Letter to the editor: On waving Confederate flags on campus

Park visitors carry the battle flag of the Confederate Northern Virginia army through the Portland State Park Blocks. The flag has been removed from many Southern institutions in the wake of the racially motivated June 17 murder of nine churchgoers in the Emanuel African Methodist Episcopal Church in Charlestone, SC. Courtesy of Anna Wolfston

I am a PSU student and as I was walking to class on July 6, I saw three older people walking through campus and down the Portland Park Blocks waving Confederate flags.

I understand the importance of freedom of expression, but as a PSU student and Portland resident, I felt threatened, uncomfortable and unwanted.

In light of the recent Charleston massacre and the history of racism, slavery and oppression in the United States, the Confederate flag is viewed, even in South Carolina where the massacre took place, as a symbol of hate, repression and bigotry.

Should this symbol be waved in any city or on any campus that seeks to be welcoming and diverse? I believe symbolism should be limited when it becomes threatening.

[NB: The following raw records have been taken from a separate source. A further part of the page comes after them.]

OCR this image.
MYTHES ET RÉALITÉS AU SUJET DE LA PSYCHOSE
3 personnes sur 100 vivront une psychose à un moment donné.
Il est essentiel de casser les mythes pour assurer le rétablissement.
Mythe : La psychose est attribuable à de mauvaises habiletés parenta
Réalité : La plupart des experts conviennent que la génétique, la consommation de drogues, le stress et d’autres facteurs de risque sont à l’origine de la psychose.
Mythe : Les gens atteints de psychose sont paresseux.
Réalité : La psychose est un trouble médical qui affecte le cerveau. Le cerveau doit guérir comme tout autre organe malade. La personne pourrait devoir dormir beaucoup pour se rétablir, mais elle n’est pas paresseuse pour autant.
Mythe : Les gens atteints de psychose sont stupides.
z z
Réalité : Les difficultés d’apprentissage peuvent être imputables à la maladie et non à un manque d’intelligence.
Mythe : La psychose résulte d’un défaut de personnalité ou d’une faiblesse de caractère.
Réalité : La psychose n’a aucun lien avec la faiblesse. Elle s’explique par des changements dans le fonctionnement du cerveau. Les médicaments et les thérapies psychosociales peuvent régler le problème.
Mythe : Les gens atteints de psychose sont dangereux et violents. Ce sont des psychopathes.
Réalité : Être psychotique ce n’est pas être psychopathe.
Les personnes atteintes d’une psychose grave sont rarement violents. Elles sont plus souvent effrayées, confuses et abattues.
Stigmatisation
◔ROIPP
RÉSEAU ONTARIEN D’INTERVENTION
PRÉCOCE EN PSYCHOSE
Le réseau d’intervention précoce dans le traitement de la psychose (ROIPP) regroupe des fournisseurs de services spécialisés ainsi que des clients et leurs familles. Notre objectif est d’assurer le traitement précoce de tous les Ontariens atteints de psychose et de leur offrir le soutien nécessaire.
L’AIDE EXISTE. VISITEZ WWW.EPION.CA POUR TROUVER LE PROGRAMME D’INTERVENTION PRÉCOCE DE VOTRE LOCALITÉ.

Here is a picture I took of the three people as they passed over Southwest Clay Street, away from campus and into the Park Blocks.

Anna Wolfston


  1. I, for one, support the freedom to fly a battle flag as I see fit. That’s why we live in the USA, because we have the freedom to do so, at least for the time being. This flag means many different things to many people. I see no hate in the flag whatsoever… But, because we live in a time where emotions trump logic, we get too many people that get their “feeling hurt” and then there goes more of our liberties and freedoms. What I don’t understand is that in a city that is suppose to be progressive, tolerant and loving, there is actually more intolerance and hate coming from the same people who preach tolerance and love. Hypocrite much? Hang out with these freedom loving people that carry this flag and you’ll see the intolerant, hateful people that make up much of this loving/caring city, especially PSU.

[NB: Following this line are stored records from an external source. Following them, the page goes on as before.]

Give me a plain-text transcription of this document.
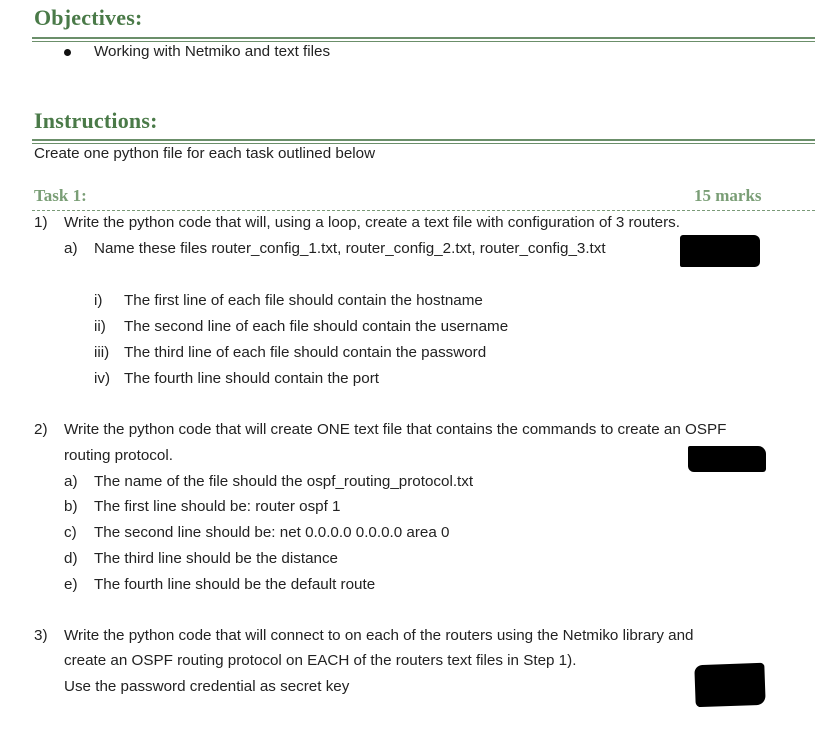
Objectives:
Working with Netmiko and text files
Instructions:
Create one python file for each task outlined below
Task 1:	15 marks
1) Write the python code that will, using a loop, create a text file with configuration of 3 routers.
a) Name these files router_config_1.txt, router_config_2.txt, router_config_3.txt
i) The first line of each file should contain the hostname
ii) The second line of each file should contain the username
iii) The third line of each file should contain the password
iv) The fourth line should contain the port
2) Write the python code that will create ONE text file that contains the commands to create an OSPF
routing protocol.
a) The name of the file should the ospf_routing_protocol.txt
b) The first line should be: router ospf 1
c) The second line should be: net 0.0.0.0 0.0.0.0 area 0
d) The third line should be the distance
e) The fourth line should be the default route
3) Write the python code that will connect to on each of the routers using the Netmiko library and
create an OSPF routing protocol on EACH of the routers text files in Step 1).
Use the password credential as secret key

  2. I just wanted to point out what everybody seems to be missing. The Dixie (not confederate) flag is a symbol, and as a symbol, it has a changable and collectively negotiated meaning. I know that the flag had racist origins, but by the time I grew up in the South, it’s meaning had shifted (at least among my social circles) to signify pride in the region and opposition to the misconceptions of people from outside of the South. Yes, to some people, that flag signifies hatred and violence toward blacks, but don’t believe that that is the sole, uncontested meaning just because national news chains claim it is so.

  3. Well said Nathaniel. He who has the most money and power also controls the media. In this case, those who control the media (and large corporations) have chosen to use their clout to buy the minds of the American public. In other words, the one-percenters have purchased “public opinion” on this matter. The “offense” that people feel here is not a natural reaction, but a manufactured one, created by the one-percenters.

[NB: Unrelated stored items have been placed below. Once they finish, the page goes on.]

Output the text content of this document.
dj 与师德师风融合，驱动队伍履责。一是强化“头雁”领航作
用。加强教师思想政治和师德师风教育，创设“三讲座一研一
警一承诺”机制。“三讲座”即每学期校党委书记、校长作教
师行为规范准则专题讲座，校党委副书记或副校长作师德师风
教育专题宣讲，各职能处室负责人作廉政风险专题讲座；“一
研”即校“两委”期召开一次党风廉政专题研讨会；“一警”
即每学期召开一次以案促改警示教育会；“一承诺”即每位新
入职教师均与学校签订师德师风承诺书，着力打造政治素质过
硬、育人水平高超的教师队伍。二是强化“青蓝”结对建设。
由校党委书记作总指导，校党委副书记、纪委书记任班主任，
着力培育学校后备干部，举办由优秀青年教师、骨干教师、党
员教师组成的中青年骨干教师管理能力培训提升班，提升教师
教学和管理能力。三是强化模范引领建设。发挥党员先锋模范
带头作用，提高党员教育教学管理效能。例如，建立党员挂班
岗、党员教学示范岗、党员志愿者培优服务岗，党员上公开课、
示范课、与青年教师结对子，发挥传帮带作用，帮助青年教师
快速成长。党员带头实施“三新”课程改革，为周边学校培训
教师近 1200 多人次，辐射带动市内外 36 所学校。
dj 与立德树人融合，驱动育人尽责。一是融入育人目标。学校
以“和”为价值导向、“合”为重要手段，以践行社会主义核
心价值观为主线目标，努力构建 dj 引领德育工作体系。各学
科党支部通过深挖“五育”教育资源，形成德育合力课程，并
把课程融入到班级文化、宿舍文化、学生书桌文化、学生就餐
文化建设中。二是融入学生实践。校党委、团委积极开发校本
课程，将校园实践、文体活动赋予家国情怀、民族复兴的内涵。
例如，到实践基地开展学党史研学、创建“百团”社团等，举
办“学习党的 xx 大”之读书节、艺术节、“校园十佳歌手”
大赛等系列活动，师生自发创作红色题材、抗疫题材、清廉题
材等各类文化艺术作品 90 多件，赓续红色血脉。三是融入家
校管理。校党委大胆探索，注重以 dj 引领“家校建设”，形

    Many more atrocities have been committed under the stars and stripes (including several genocides), yet it’s considered perfectly okay to fly that flag.

    To me, the Battle Flag stands for freedom of speech, freedom of association and freedom from powerful interest groups.

  4. You’re allowed to fly what flag you like, but you lack some sort of human decency if you think your “heritage” of oppression and hatred is more important than how millions of people feel when they see it.
    I’ve seen my fear in my friends’ eyes when their neighbor waved the flag. I’ve seen the flag and been disturbed because, at the end of the day, it represents hatred, oppression, bigotry, and fear-mongering.
    I mean, do what you like, but if you’re going to go around waving a symbol many people associate with hatred, don’t get mad at them for disliking you.

  5. Let’s call this for what it is: a blatant in your face middle finger because Rush Limbaugh told them liberals are taking their “God” given rights away by forcing the removal of the confederate flag in SC. Kick them out of Park Blocks for disturbing the peace.

  6. The confederate battle flag is nothing but a sad emblem of wrong-headed people who killed their fellow country-men, and foolishly gave their lives for the cause of injustice. They fought for the right to own people and enslave them. Anyone who waves the confederate battle flag today and pretends that it isn’t anything other than a disgusting racist symbol is lying to everyone, themselves especially.

    People walking through the Park blocks waving this flag are no better that the hate-filled followers of the Westboro Baptist Church.

    The confederate battle flag is the closest thing the U.S. has to a swastika.

  7. Ok, let’s definitely call it what it is, a bunch of liberal pansies that worry more about their feelings than the direction that this country is going. Just keep your face down and distracted by your idevice while the USA goes down the sewer. Nice work people!

  8. I will always see the flag as a symbol of treason against the state, but that doesn’t mean I support blocking or preventing the flag from being waved or displayed. The flag shouldn’t make anyone feel threatened, and if it did, you’d give American Muslims and those from Syrian migrants purview that American flags and soldiers are a threat to bomb them. They’re not going to hurt you, if they were you wouldn’t see them coming nine times out of ten. IF you dislike it, express yourself to the ones holding the flag. That is how this country works.